Singular behavior of fluctuations in a relaxation process

TL;DR

This paper demonstrates the existence of a singular point in the probability distribution of an extensive variable in a non-interacting Gaussian model, linking it to phase transitions in a dual constrained system, applicable in both equilibrium and non-equilibrium states.

Contribution

It introduces a novel connection between singularities in probability distributions and phase transitions via a dual system framework, extending to non-equilibrium conditions.

Findings

Identifies a singular point in the distribution $P(M)$ of the Gaussian model.
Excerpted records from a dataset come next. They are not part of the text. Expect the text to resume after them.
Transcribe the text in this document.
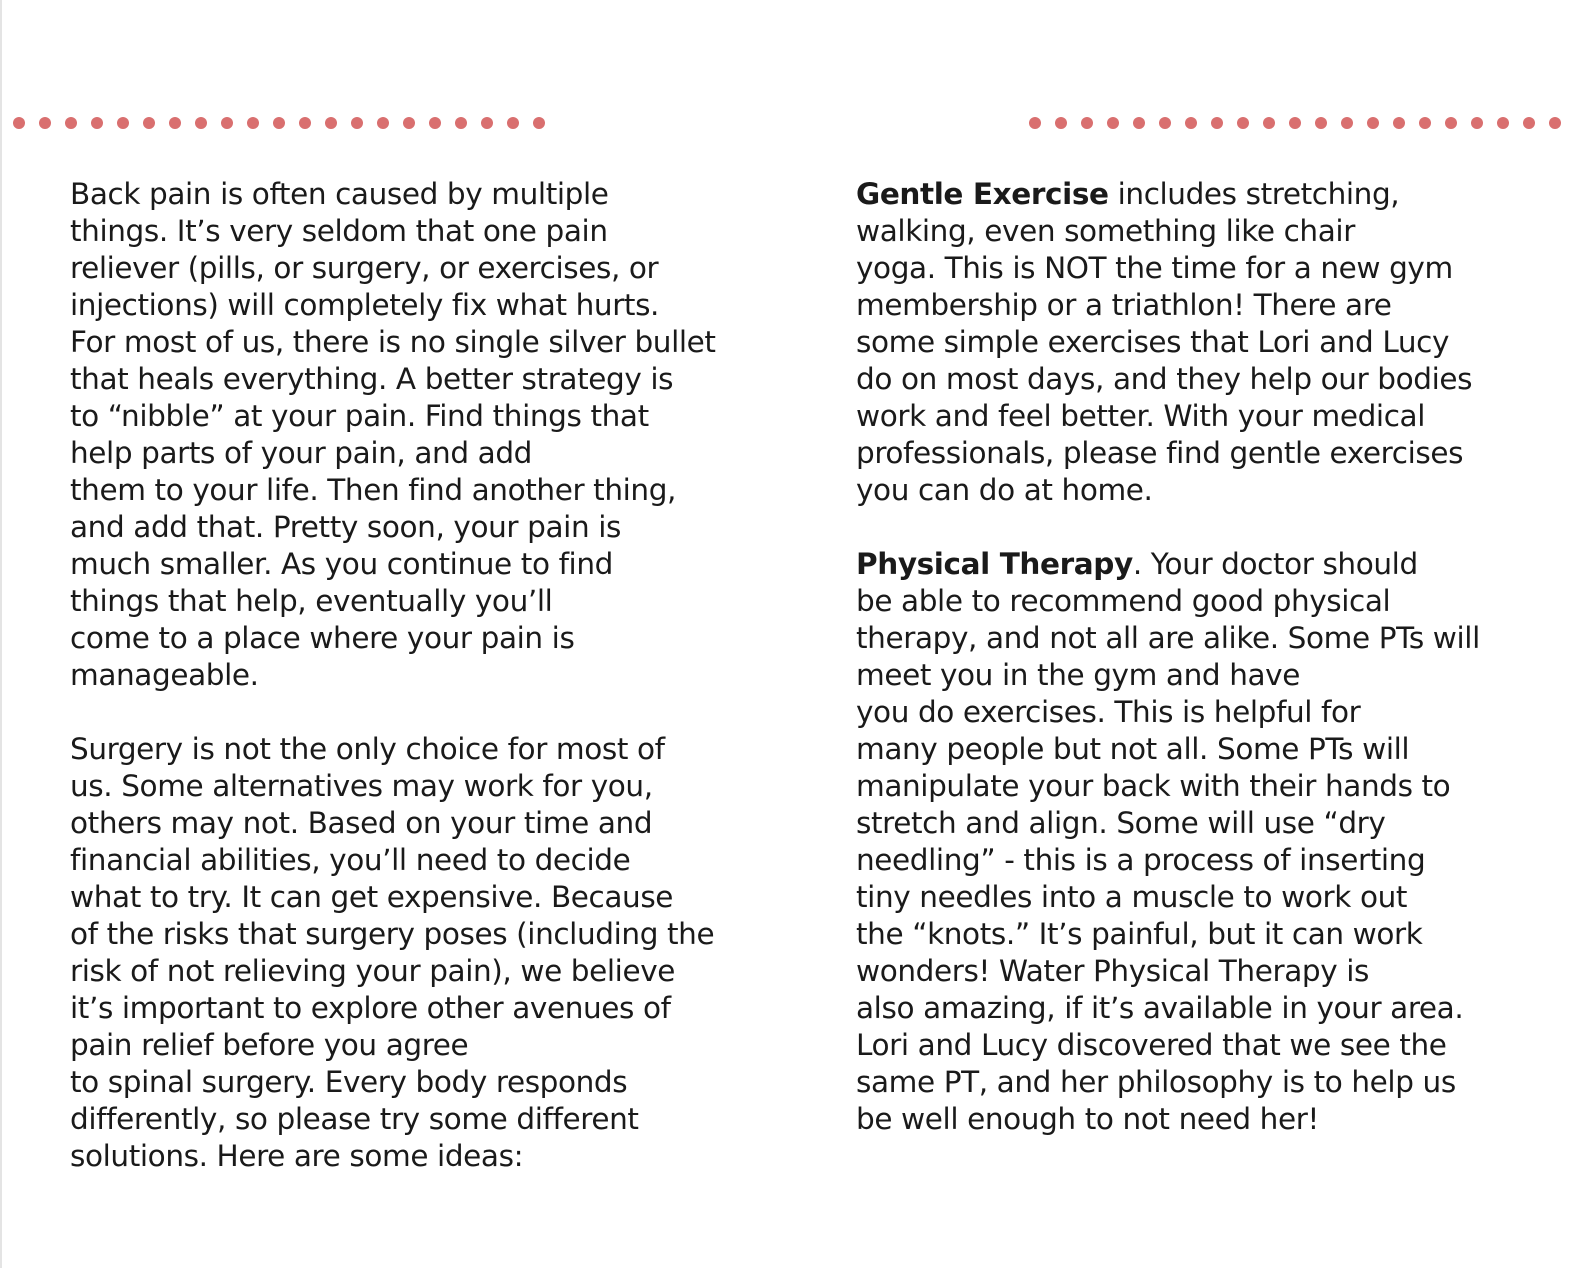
Back pain is often caused by multiple
things. It’s very seldom that one pain
reliever (pills, or surgery, or exercises, or
injections) will completely fix what hurts.
For most of us, there is no single silver bullet
that heals everything. A better strategy is
to “nibble” at your pain. Find things that
help parts of your pain, and add
them to your life. Then find another thing,
and add that. Pretty soon, your pain is
much smaller. As you continue to find
things that help, eventually you’ll
come to a place where your pain is
manageable.
Surgery is not the only choice for most of
us. Some alternatives may work for you,
others may not. Based on your time and
financial abilities, you’ll need to decide
what to try. It can get expensive. Because
of the risks that surgery poses (including the
risk of not relieving your pain), we believe
it’s important to explore other avenues of
pain relief before you agree
to spinal surgery. Every body responds
differently, so please try some different
solutions. Here are some ideas:
Gentle Exercise includes stretching,
walking, even something like chair
yoga. This is NOT the time for a new gym
membership or a triathlon! There are
some simple exercises that Lori and Lucy
do on most days, and they help our bodies
work and feel better. With your medical
professionals, please find gentle exercises
you can do at home.
Physical Therapy. Your doctor should
be able to recommend good physical
therapy, and not all are alike. Some PTs will
meet you in the gym and have
you do exercises. This is helpful for
many people but not all. Some PTs will
manipulate your back with their hands to
stretch and align. Some will use “dry
needling” - this is a process of inserting
tiny needles into a muscle to work out
the “knots.” It’s painful, but it can work
wonders! Water Physical Therapy is
also amazing, if it’s available in your area.
Lori and Lucy discovered that we see the
same PT, and her philosophy is to help us
be well enough to not need her!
Shows the singularity corresponds to a phase transition in a dual constrained system.

Demonstrates the mechanism's generality in equilibrium and non-equilibrium states.

Abstract

Carrying out explicitly the computation in a paradigmatic model of non-interacting systems, the Gaussian Model, we show the existence of a singular point in the probability distribution $P(M)$ of an extensive variable $M$. Interpreting $P(M)$ as a thermodynamic potential of a dual system obtained from the original one by applying a constraint, we discuss how the non-analytical point of $P(M)$ is the counterpart of a phase-transition in the companion system. We show the generality of such mechanism by considering both the system in equilibrium or in the non-equilibrium state following a temperature quench.